Writing for Radio – Tips and pointers

From The NPR Guide to Audio Journalism and Production, some excellent tips on writing for radio for students, print journalists and podcasters.From January to April 2016 I am in Dublin teaching radio production to 3rd year Full Time Journalism students and 4th year part time students. Trying to distil the skills down to a few learnable elements is easy:

  • Write to read
  • Read as you speak
  • Learn to interview for radio – it’s not the same as pront
  • Learn to use a portable recorder
  • Learn microphone technique
  • Learn studio  discipline
  • Learn to edit
  • Learn to package
  • and learn the other things, too ,,,

Well, perhaps it’s not all that easy after all. The full list is much longer.

So, where to start? Start by unlearning. Unlearn all you were taught at school and in print journalism about how to write.
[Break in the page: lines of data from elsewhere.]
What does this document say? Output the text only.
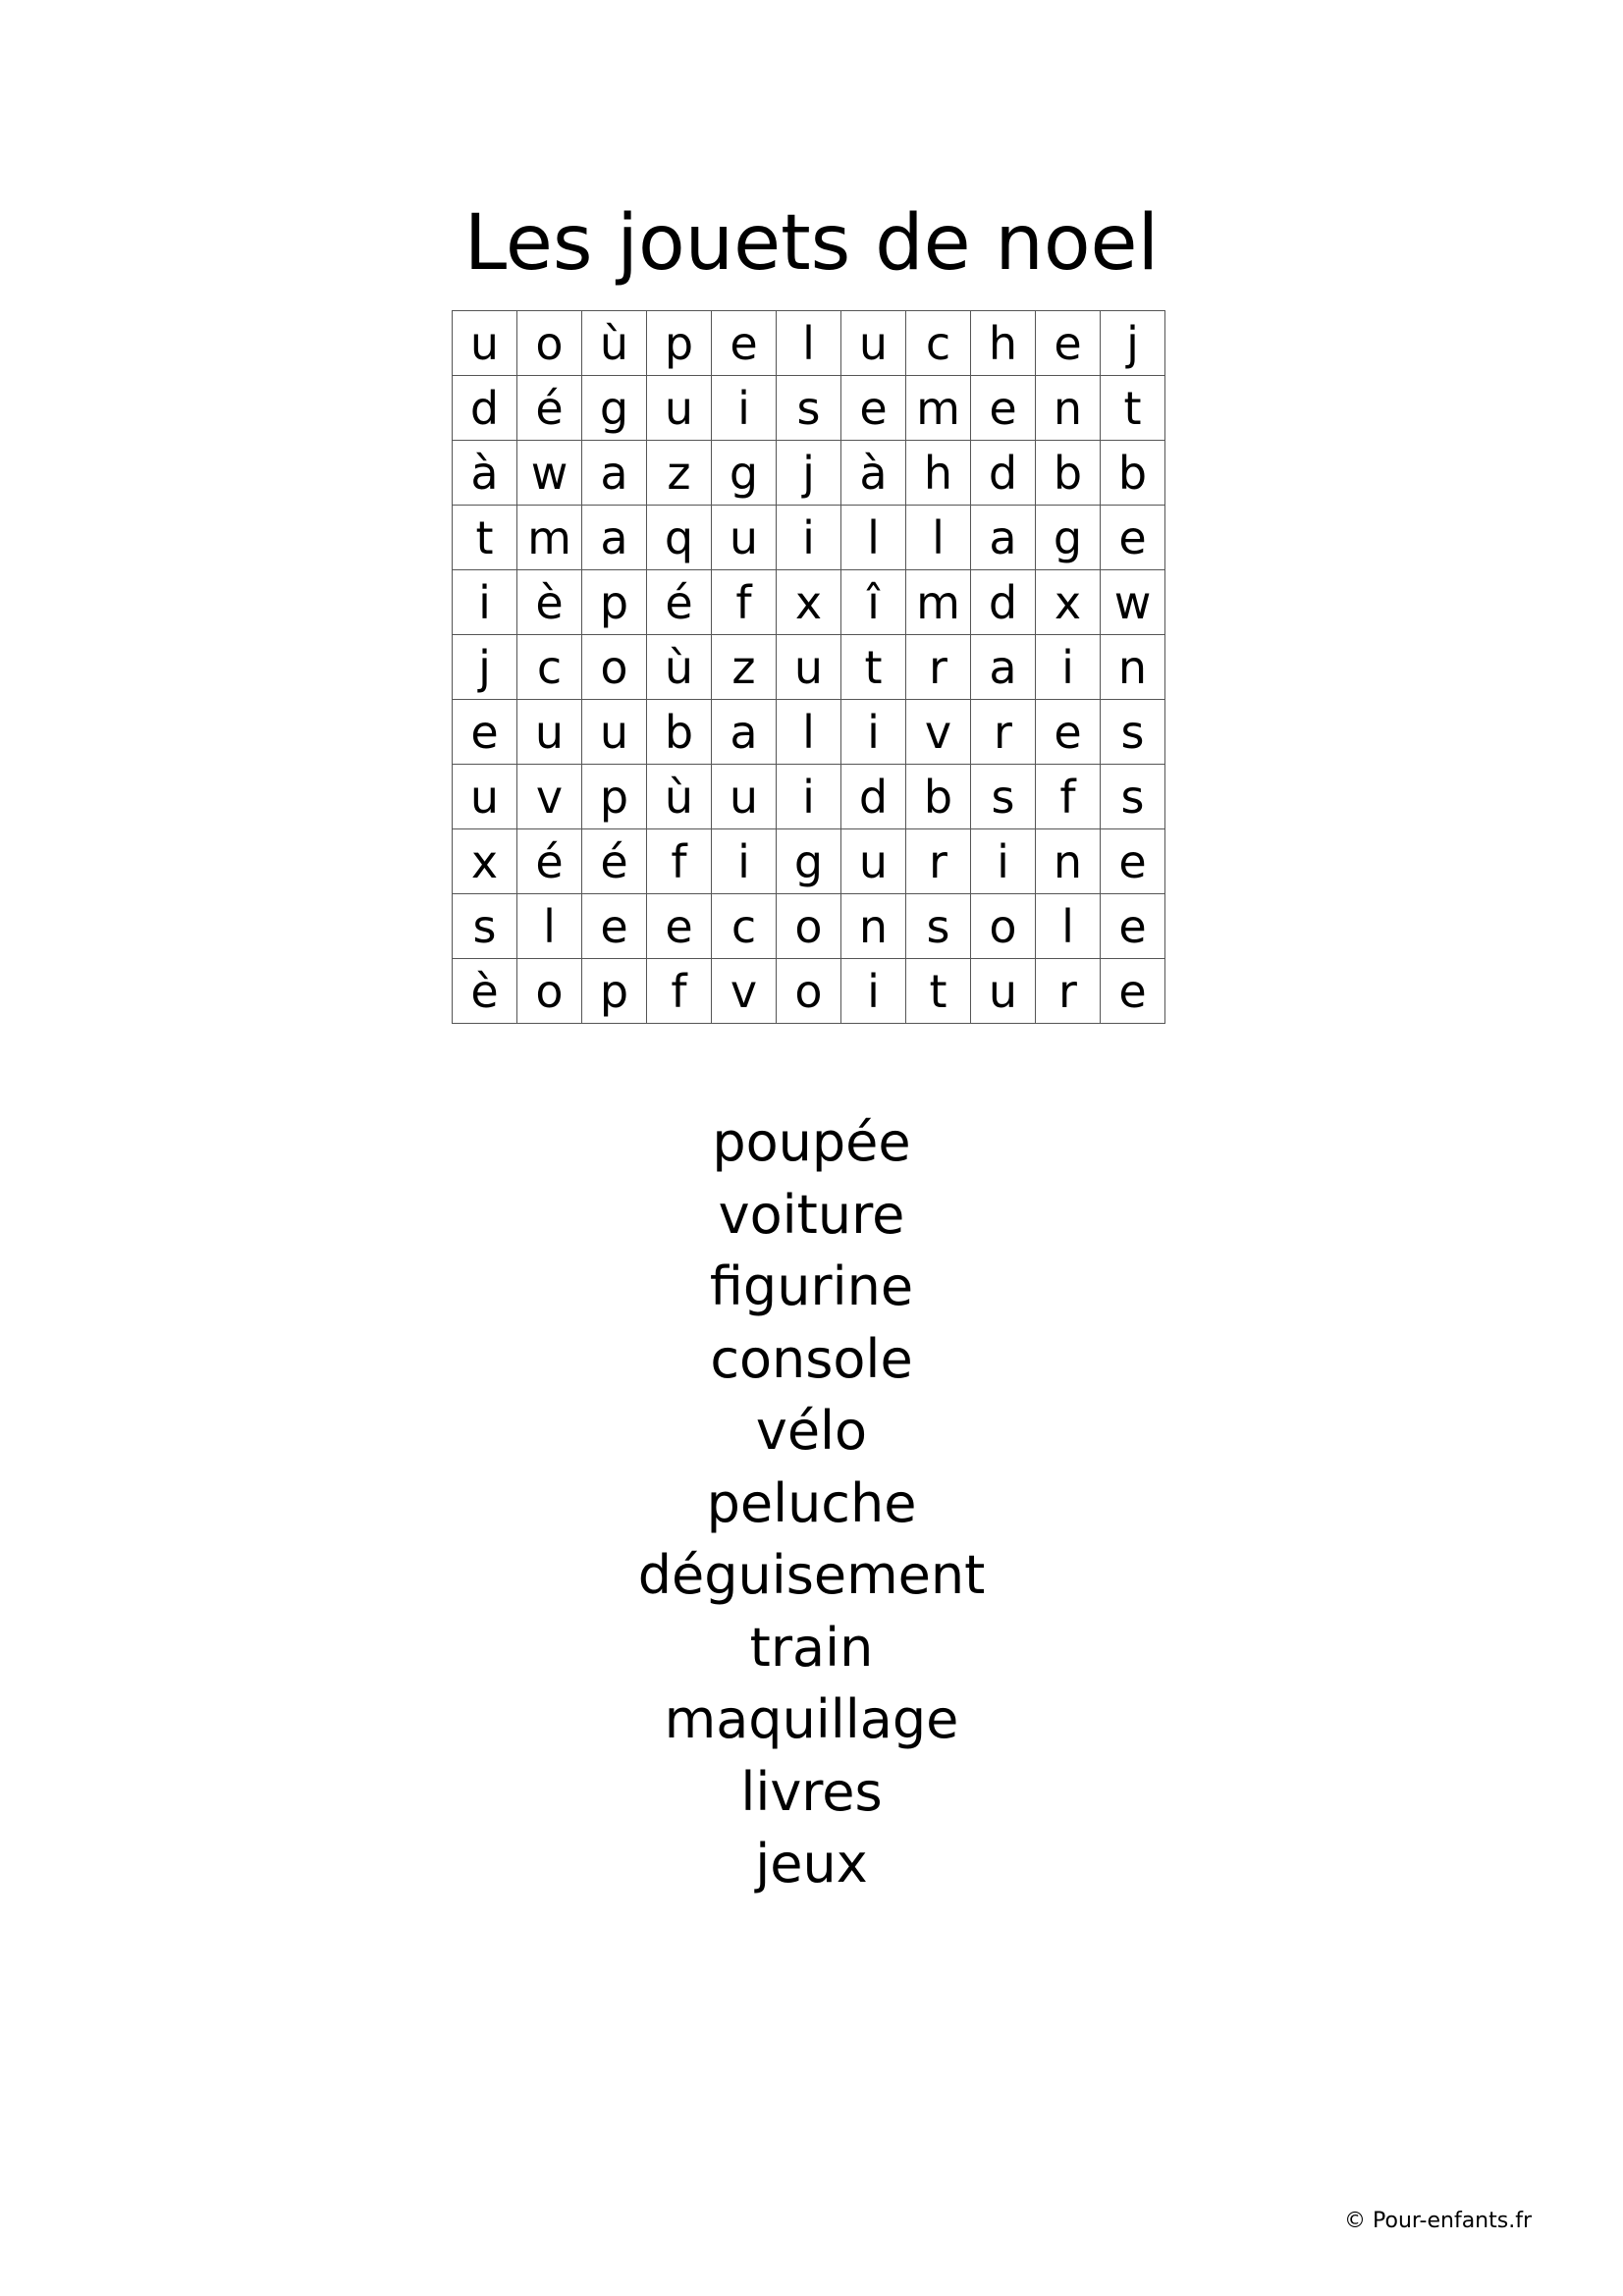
Les jouets de noel
u	o	ù	p	e	l	u	c	h	e	j
d	é	g	u	i	s	e	m	e	n	t
à	w	a	z	g	j	à	h	d	b	b
t	m	a	q	u	i	l	l	a	g	e
i	è	p	é	f	x	î	m	d	x	w
j	c	o	ù	z	u	t	r	a	i	n
e	u	u	b	a	l	i	v	r	e	s
u	v	p	ù	u	i	d	b	s	f	s
x	é	é	f	i	g	u	r	i	n	e
s	l	e	e	c	o	n	s	o	l	e
è	o	p	f	v	o	i	t	u	r	e
poupée
voiture
figurine
console
vélo
peluche
déguisement
train
maquillage
livres
jeux
© Pour-enfants.fr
The best set of tips I have come across is from

 

Jonathan Kern Sound Reporting: The NPR Guide to Audio Journalism and Production  NPR (Kindle Edition) ISBN-13: 978-0226431789  ISBN-10: 0226431789

I have the kindle edition – I think I might prefer the printed edition. This is just some of part of one of the chapters on writing for radio. If you are a journalist or studying journalism and want to have a better understanding of radio, read this book.

Also, newspapers and magazines are now embracing PODCASTS. A podcast is a radio programme you carry around with you to listen to when you want. Print journalists and amateur podcasters would benefit from reading this book.

Here’s your starter:

  • Don’t assume that any one person or group has a monopoly on virtue or veracity.
  • You have to give out information at the pace and in a form that allows people to absorb it. Successful radio writing—at a minimum—has to be intelligible to people who are listening, not reading the news.
  • Write the Way You Speak Remember: when you are on the air, you are communicating with one person at a time.
  • We have to learn to write as if we were talking not to thousands or millions of people, but to one person.
  • People listen to radio news with the same set of ears they use when they listen to their spouses, children, colleagues, and friends; as much as possible, we should speak to them as we would if they were sitting across the desk or dinner table from us.
  • When we sound like we’re speaking to one listener at a time, it’s working. When they hear us following a script, it’s not working.
  • Broadcast writing often requires us to unlearn many of the ways we learned to write in creative writing classes or in graduate school—or while working at newspapers or wire services
  • First and foremost, say your sentences before you write them down, or at the very least say them out loud after you have written them. “This is one of the most commonly offered pieces of advice that we give in every writing workshop,” Robert Siegel says, “and it’s one of the most commonly ignored.””
  • WRITE IN THE ACTIVE VOICE When US President Ronald Regan speaking of the Iran- Contra scandal, used the passive voice when he said “Mistakes were made.” He pointedly avoided saying by whom.
  • DON’T USE RHETORICAL OR HYPOTHETICAL QUESTIONS such as have you ever wondered?
  • REWRITE AWKWARD PHRASES, EVEN IF THEY’RE “CORRECT.” There is a sort of grammatically fussy writing that result from too much education.
  • If it sounds wrong on the radio, it is wrong—even if the grammar books say otherwise.
  • RECOGNIZE CLICHÉS AND LOOK FOR ALTERNATIVES.
  • AVOID UNNECESSARY JARGON, ACRONYMS, AND INITIALISMS
  • AVOID GENERALITIES AND PLATITUDES.” Many people think,” “It’s widely accepted,” “You may not be aware of the fact. All of these reflect assumptions on the part of the writer. They’re often unsupportable or untrue.
  • Keep it simple; allot a sentence to each idea, and wherever possible put the subject at the beginning of the sentence.
  • DON’T USE SYNTAX THAT DOES NOT OCCUR NATURALLY: like “President Bush today told members of Congress”. We never say “I today went shopping” or “My wife tomorrow…”
  • Good writers avoid the sort of hyphenated adjectives that show up only in news stories—phrases like “rebel-held,” “mineral-rich,” “storm-weary,” and “tech-heavy” (as in the “tech-heavy NASDAQ”).
  • Expressing your thoughts in short, declarative sentences doesn’t require you to eliminate any of your ideas—just to ration them out.